I heard the sabers rattling
In digital space last night,
The same sabers heard in ‘90 and ‘03.
The blade smiths deftly forged their words
Hard as metal and plunged
Them into the furnace of fear
Where they shaped and tempered them
Into the fine point
That is called war.

Today I listen for the words
Of prophets rising above the din of sabers,
Their words clear and clean and true
Forged in the furnace of their souls
Shaped and honed by a justice
Crafted with eyes wide open.
I summon the prophet 
Who lives in the furnace of my own soul:
“Come forth!”

c.
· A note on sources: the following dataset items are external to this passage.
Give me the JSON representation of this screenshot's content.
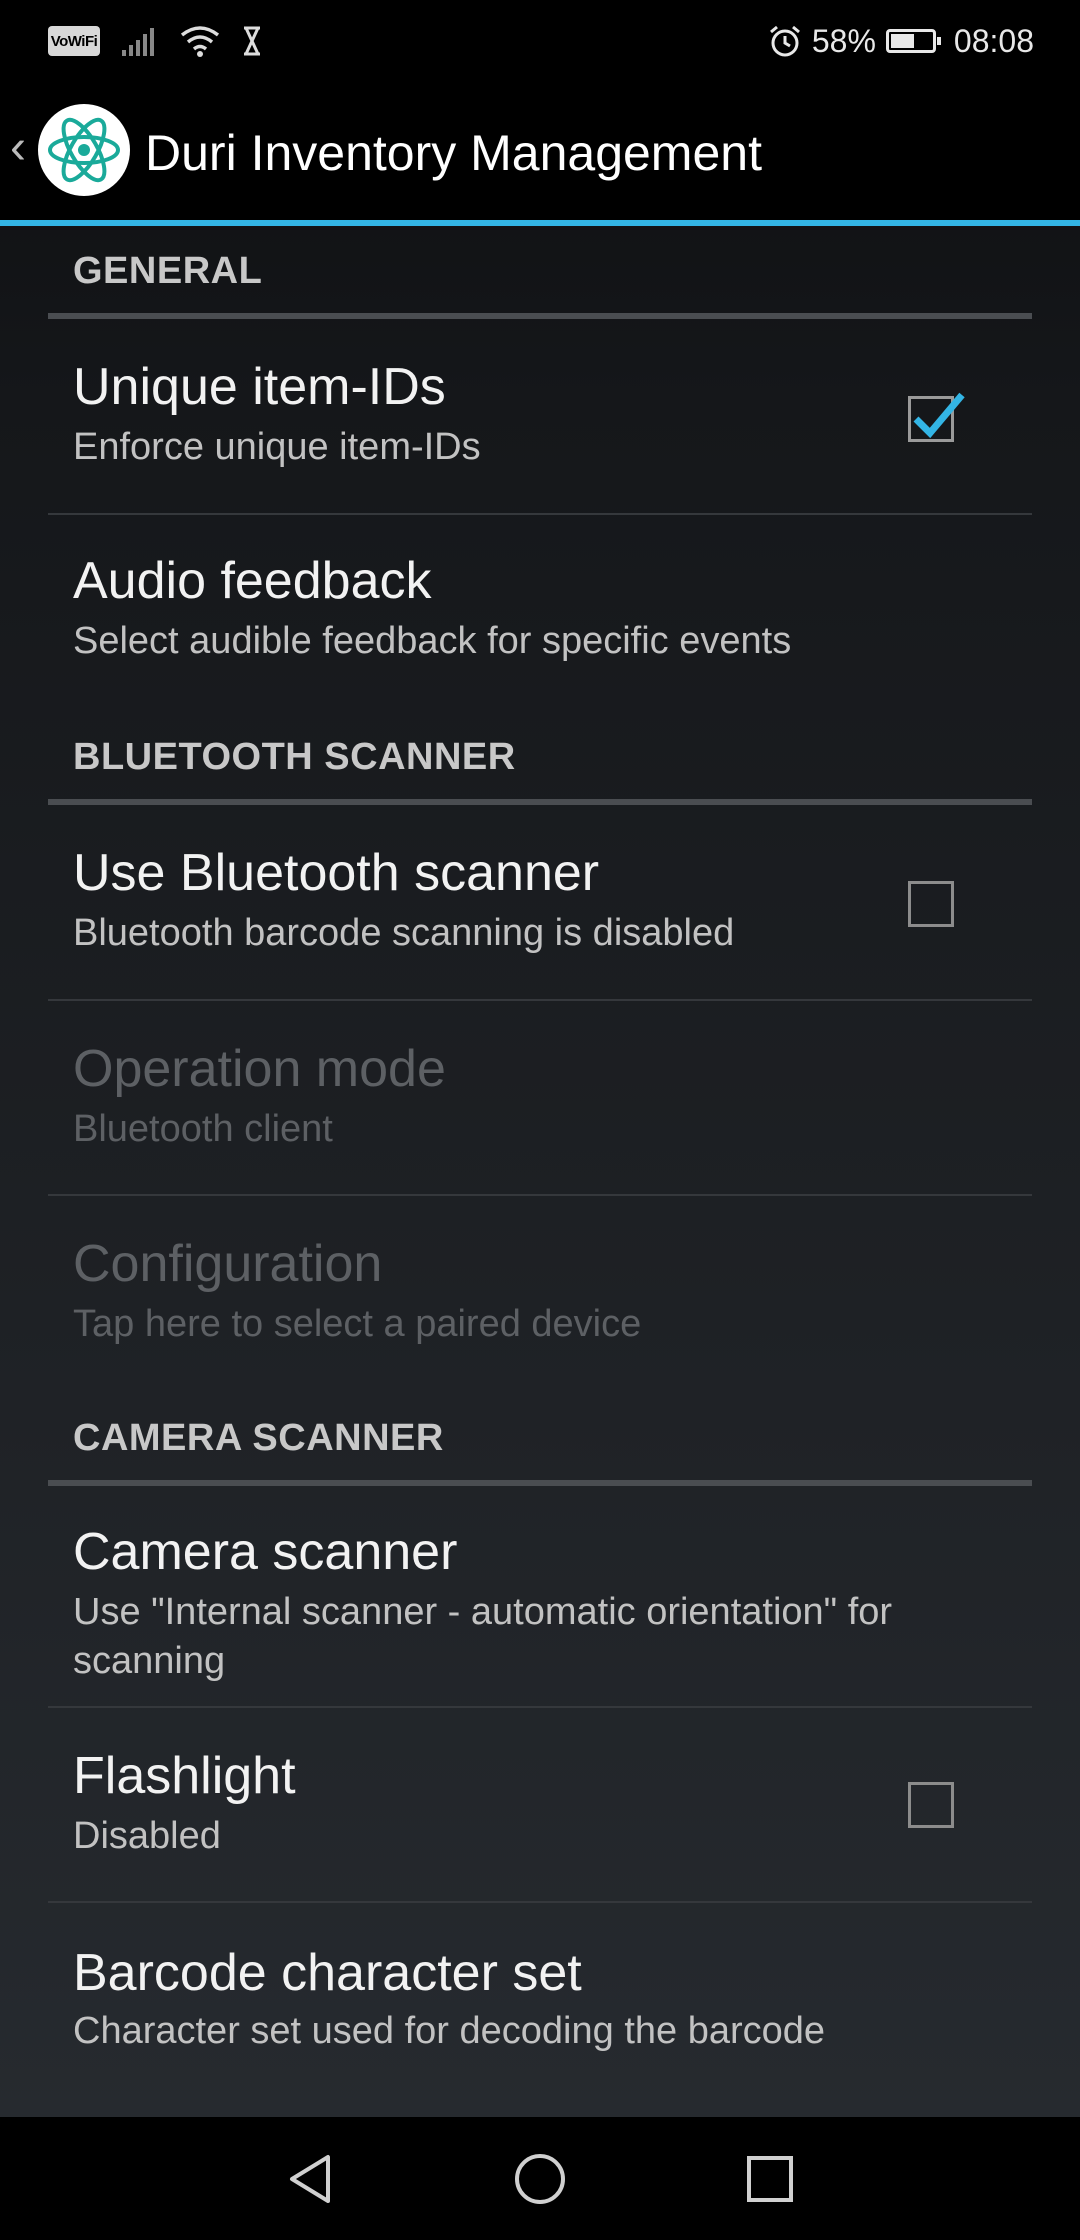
{
  "status_bar": {
    "vowifi": "VoWiFi",
    "battery_percent": "58%",
    "battery_level": 0.58,
    "time": "08:08"
  },
  "action_bar": {
    "title": "Duri Inventory Management",
    "accent_color": "#33b5e5"
  },
  "sections": {
    "general": "GENERAL",
    "bluetooth": "BLUETOOTH SCANNER",
    "camera": "CAMERA SCANNER"
  },
  "prefs": {
    "unique_ids": {
      "title": "Unique item-IDs",
      "summary": "Enforce unique item-IDs",
      "checked": true
    },
    "audio": {
      "title": "Audio feedback",
      "summary": "Select audible feedback for specific events"
    },
    "use_bt": {
      "title": "Use Bluetooth scanner",
      "summary": "Bluetooth barcode scanning is disabled",
      "checked": false
    },
    "op_mode": {
      "title": "Operation mode",
      "summary": "Bluetooth client",
      "enabled": false
    },
    "config": {
      "title": "Configuration",
      "summary": "Tap here to select a paired device",
      "enabled": false
    },
    "camera": {
      "title": "Camera scanner",
      "summary": "Use \"Internal scanner - automatic orientation\" for scanning"
    },
    "flashlight": {
      "title": "Flashlight",
      "summary": "Disabled",
      "checked": false
    },
    "charset": {
      "title": "Barcode character set",
      "summary": "Character set used for decoding the barcode"
    }
  },
  "icons": {
    "app": "atom-logo-icon",
    "nav_back": "triangle-back-icon",
    "nav_home": "circle-home-icon",
    "nav_recents": "square-recents-icon"
  }
}
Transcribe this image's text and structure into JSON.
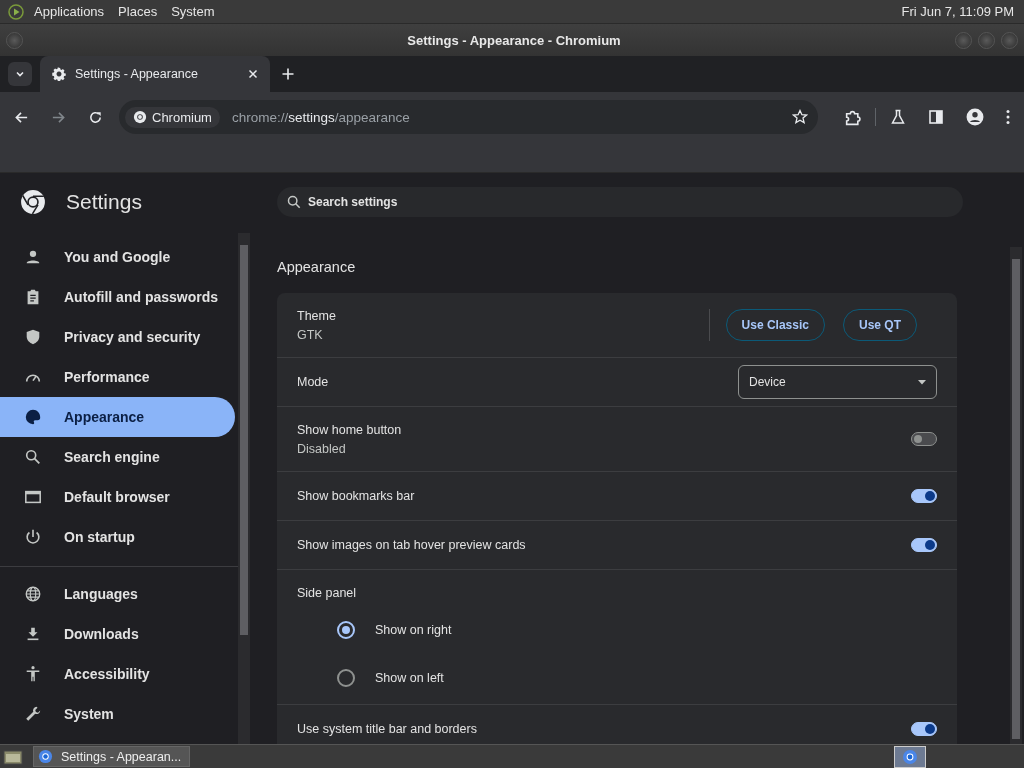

Rita Hemmer Kowats 
December 2015



Spring 2022

The blade smiths are busy in Ukraine
As I grieve for a neighbor who died yesterday.
Loved ones draped his coffin with the flag 
That stood at attention in the alcove of his apartment. 
They donated his prosthetic legs to the next victims 
Of the boys in the back room.

“Oh, when will they ever learn?
When will they ever learn?”
Today Pete Seeger’s lyrics wafted 
Over the shower stall at the YMCA
And froze me on the battlefield of Ukraine.
Joining in on the next verse I felt that prophet 
In the furnace of my soul 
Rising
Resolving
Replacing complacence with justice.
We sang the whole song, 
Strangers standing together at last 
In the hushed silence of truth laid bare.